So much for the “green” in green-tech stimulus. When Solyndra went bankrupt and flushed over a half-billion dollars in taxpayer money down the drain, it didn’t leave much behind, except for some expensive glass tubes … that they destroyed rather than sold. They also left something else behind for taxpayers as a memorial to the wasteful spending that Solyndra now exemplifies, and somehow it’s both ironic and fitting (via Katie Pavlich):
Three months ago, CBS 5 caught Solyndra tossing millions of dollars worth of brand new glass tubes used to make solar panels. Now the bankrupt solar firm, once touted as a symbol of green technology, may be trying to abandon toxic waste. …
It’s not just the leftover hazardous materials, but also the machinery used to apply them to the glass tubes. “Certainly those tools will need to be decontaminated, cleaned up, handled correctly as they are taken apart,” he said.
Swardenski told CBS 5 the disposal process is going smoothly in Fremont, but what about nearby Milpitas? Solyndra leased a building on California Circle for the final assembly of its solar panels. But the cleanup at the leased building in Milpitas is in limbo, because Solyndra doesn’t want to pay.

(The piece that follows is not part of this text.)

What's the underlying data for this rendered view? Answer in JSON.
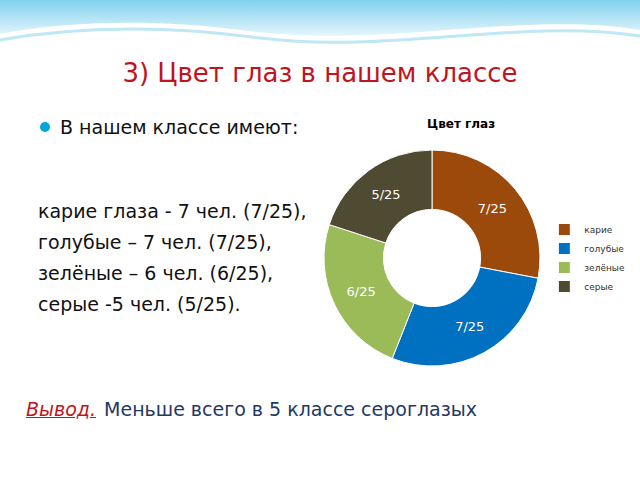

CBS 5 found the building locked up, with no one around. At the back, a hazardous storage area was found. There were discarded buckets half filled with liquids and barrels labeled “hazardous waste.”
These are the normal byproducts of solar-panel production. Call me crazy, but that doesn’t sound terribly “green” to me. Solyndra didn’t make a whole lot of solar panels, and yet their brief moment of taxpayer glory has left area residents with considerable residue. What would have been left to dispose had Solyndra actually succeeded?
If we have to deal with environmental issues like disposing of barrels of non-degradable toxins like cadmium, how green can solar really be? Why not just stick with the petroleum- and gas-based energy that is much more efficient and doesn’t require tossing a half-billion dollars in taxpayer money just to fund a failure?